Matt Sheehan: In many ways the two are already fully locked in a “race” to capitalize on AI, but the exact shape of that race and the end goals continually change. Are we racing to see who can build the single biggest and most powerful model, perhaps even artificial general intelligence (AGI)? Or is the real race to see who can build the really useful and cost-effective models that will be used by people and companies around the world?
Lots of the leading U.S. AI companies—especially frontier AI startups such as OpenAI and Anthropic—are very focused on winning the race to build AGI. Chinese companies talk about this as well, but for a variety of reasons they tend to focus more on the second race: building models that can make money today. DeepSeek’s founder is himself committed to pursuing AGI, but the release of such a cost-efficient model has shifted a lot more attention onto that second race. It remains an open technical and political question which of these races will end up mattering the most.
Sam Winter-Levy: I think this will only intensify the race dynamics. Both are likely to ramp up their efforts to innovate—China because it now knows it can compete, the United States in response to what some advisers to President Donald Trump have called a “Sputnik moment,” which will probably further intensify the administration’s appetite for deregulation, capital expenditures, and energy build out. But even as this race intensifies, neither state is likely to achieve a lasting monopoly on extremely powerful AI systems. We should probably start thinking about how to peacefully navigate a world in which multiple major powers have access to highly capable and potentially dangerous AI systems.
What will you be looking for in the coming weeks in response to this news?
Matt Sheehan: On the technology side, I’ll be watching to see if more companies—both U.S. and Chinese—are able to roughly replicate DeepSeek’s results.

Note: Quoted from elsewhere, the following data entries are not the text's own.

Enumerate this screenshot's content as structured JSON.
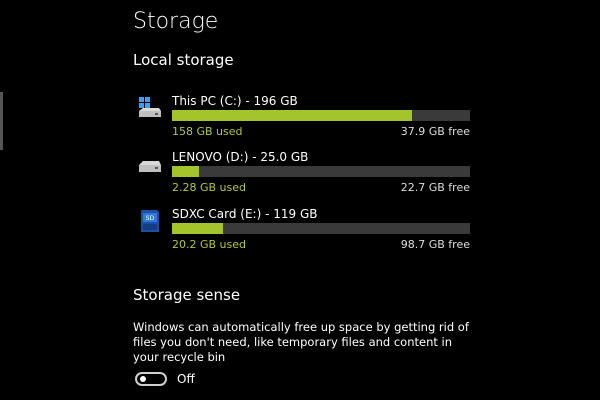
{
  "page": {
    "title": "Storage"
  },
  "local_storage": {
    "heading": "Local storage",
    "drives": [
      {
        "name": "This PC (C:) - 196 GB",
        "used": "158 GB used",
        "free": "37.9 GB free",
        "used_fraction": 0.806,
        "icon": "windows-drive-icon"
      },
      {
        "name": "LENOVO (D:) - 25.0 GB",
        "used": "2.28 GB used",
        "free": "22.7 GB free",
        "used_fraction": 0.091,
        "icon": "hard-drive-icon"
      },
      {
        "name": "SDXC Card (E:) - 119 GB",
        "used": "20.2 GB used",
        "free": "98.7 GB free",
        "used_fraction": 0.17,
        "icon": "sd-card-icon"
      }
    ]
  },
  "storage_sense": {
    "heading": "Storage sense",
    "description": "Windows can automatically free up space by getting rid of files you don't need, like temporary files and content in your recycle bin",
    "toggle_label": "Off",
    "toggle_on": false
  },
  "colors": {
    "background": "#000000",
    "bar_fill": "#a3c52b",
    "bar_track": "#3a3a3a",
    "used_text": "#b4c63a"
  }
}
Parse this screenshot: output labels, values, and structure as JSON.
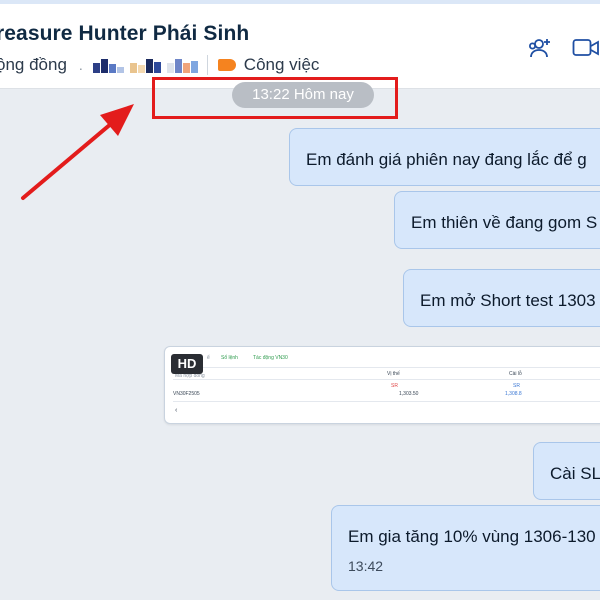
{
  "header": {
    "title": "reasure Hunter Phái Sinh",
    "community_label": "ộng đồng",
    "blurred_prefix": ".",
    "tag_label": "Công việc"
  },
  "timestamp_pill": "13:22 Hôm nay",
  "messages": [
    {
      "text": "Em đánh giá phiên nay đang lắc để g"
    },
    {
      "text": "Em thiên về đang gom S"
    },
    {
      "text": "Em mở Short test 1303"
    },
    {
      "text": "Cài SL"
    },
    {
      "text": "Em gia tăng 10% vùng 1306-130",
      "time": "13:42"
    }
  ],
  "image_card": {
    "badge": "HD",
    "tabs": [
      "ể",
      "Sổ lệnh",
      "Tác động VN30"
    ],
    "col_left_header": "Mã hợp đồng",
    "col_vithe": "Vị thế",
    "col_caile": "Cài lỗ",
    "row_symbol": "VN30F2505",
    "row_vithe_tag": "SR",
    "row_vithe_value": "1,303.50",
    "row_caile_tag": "SR",
    "row_caile_value": "1,308.8",
    "back_arrow": "‹"
  },
  "colors": {
    "bubble_bg": "#d7e7fb",
    "bubble_border": "#a9c6ea",
    "annotation_red": "#e31c1c",
    "tag_orange": "#f5831f",
    "chat_bg": "#e9edf2",
    "header_icon_blue": "#1f4fa3"
  },
  "icons": [
    "add-member-icon",
    "video-call-icon",
    "label-tag-icon"
  ]
}
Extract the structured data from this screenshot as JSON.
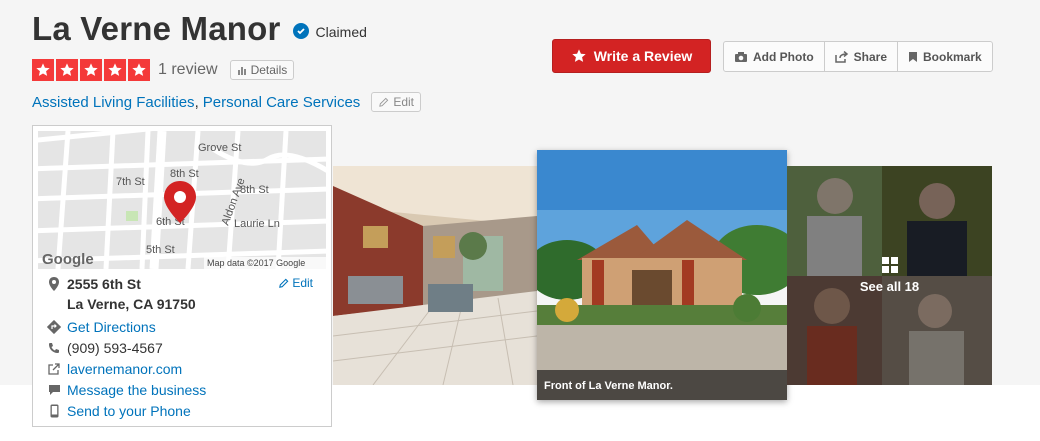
{
  "business": {
    "name": "La Verne Manor",
    "claimed_label": "Claimed",
    "rating_stars": 5,
    "review_count": "1 review",
    "details_label": "Details",
    "categories": [
      "Assisted Living Facilities",
      "Personal Care Services"
    ],
    "edit_label": "Edit"
  },
  "actions": {
    "write_review": "Write a Review",
    "add_photo": "Add Photo",
    "share": "Share",
    "bookmark": "Bookmark"
  },
  "map": {
    "streets": [
      "Grove St",
      "7th St",
      "8th St",
      "8th St",
      "Aldon Ave",
      "Laurie Ln",
      "6th St",
      "5th St"
    ],
    "logo": "Google",
    "attribution": "Map data ©2017 Google"
  },
  "address": {
    "line1": "2555 6th St",
    "line2": "La Verne, CA 91750",
    "edit_label": "Edit",
    "directions": "Get Directions",
    "phone": "(909) 593-4567",
    "website": "lavernemanor.com",
    "message": "Message the business",
    "send_phone": "Send to your Phone"
  },
  "photos": {
    "main_caption": "Front of La Verne Manor.",
    "see_all": "See all 18"
  },
  "colors": {
    "brand_red": "#d32323",
    "star_red": "#f43939",
    "link_blue": "#0073bb"
  }
}
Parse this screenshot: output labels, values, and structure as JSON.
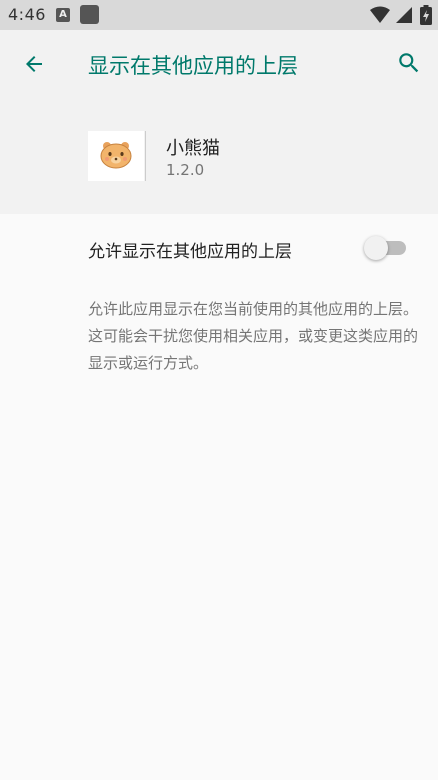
{
  "status_bar": {
    "time": "4:46",
    "notification_a_letter": "A"
  },
  "app_bar": {
    "title": "显示在其他应用的上层"
  },
  "app_info": {
    "name": "小熊猫",
    "version": "1.2.0"
  },
  "setting": {
    "label": "允许显示在其他应用的上层",
    "enabled": false,
    "summary": "允许此应用显示在您当前使用的其他应用的上层。这可能会干扰您使用相关应用，或变更这类应用的显示或运行方式。"
  },
  "colors": {
    "accent": "#00796b",
    "status_bar_bg": "#d9d9d9",
    "header_bg": "#f2f2f2",
    "page_bg": "#fafafa"
  },
  "icons": [
    "back-arrow",
    "search",
    "wifi",
    "signal",
    "battery",
    "app-icon-bear-face"
  ]
}
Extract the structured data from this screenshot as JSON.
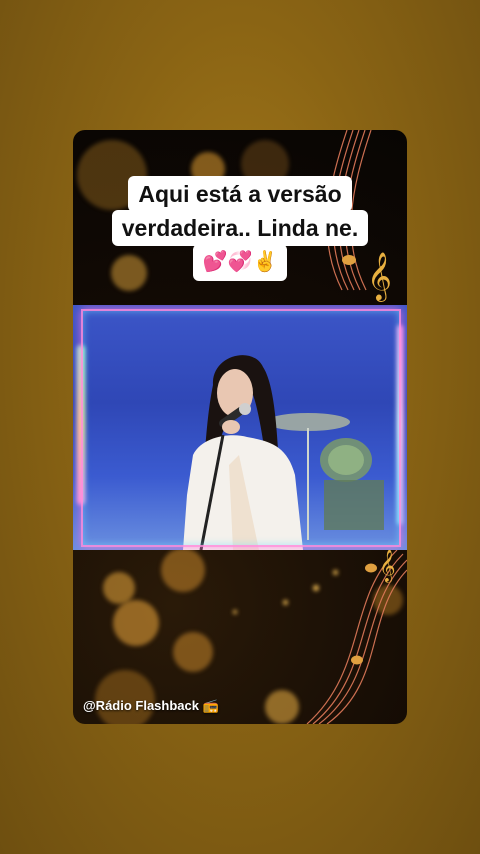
{
  "story": {
    "caption_lines": [
      "Aqui está a versão",
      "verdadeira.. Linda ne."
    ],
    "caption_emoji": "💕💞✌️",
    "handle": "@Rádio Flashback 📻"
  },
  "colors": {
    "page_background": "#8a6414",
    "card_background": "#0d0804",
    "video_background": "#3a55c6",
    "neon_frame": "#ff8cdc"
  },
  "icons": [
    "music-staff-decoration",
    "treble-clef-icon",
    "radio-icon"
  ]
}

Historically this has been the pattern: one company or lab makes a major AI breakthrough that shows the way forward, and then lots of other labs follow quickly on their heels. DeepSeek is the first company to replicate OpenAI’s o1, and it did it at a much lower cost, but it’s very unlikely it will be the last one.
I’ll also be watching for the release, likely in a limited form, of OpenAI’s o3 model. This o3 model is the immediate successor to OpenAI’s o1 (the model DeepSeek matched in performance), and early reports are that o3 dramatically outperforms o1. If that proves true, then the clock is ticking to see if DeepSeek can match that performance, or if issues with access to compute or algorithmic innovation get in the way.
Sam Winter-Levy: I’ll be watching the implications for the export control debate. DeepSeek’s success has turbocharged the narrative that export controls don’t matter or that they may have even backfired, and there will probably be renewed calls from industry to relax them—or at the very least to scrap the Biden administration’s diffusion framework, which sought to use the United States’ AI lead to set the global terms for the market. As I said earlier, I think that view of export controls misses some of the logic behind them and their likely future impact, and the diffusion framework relied in large part on U.S. advantages in manufacturing chips, not just in developing world-beating models—an advantage that remains robust, for now.
I don’t think the Trump administration will respond to a Chinese technological breakthrough by allowing the Chinese to buy more advanced American chips, but I’ll be looking to see if these narratives lead to a relaxation of some of these policies. The recurring tension in debates over export controls is between national security hawks who want to curtail technology flows and U.S. corporations that want to retain access to foreign business opportunities, and which of those constituencies will gain more influence in the new administration is anyone’s guess.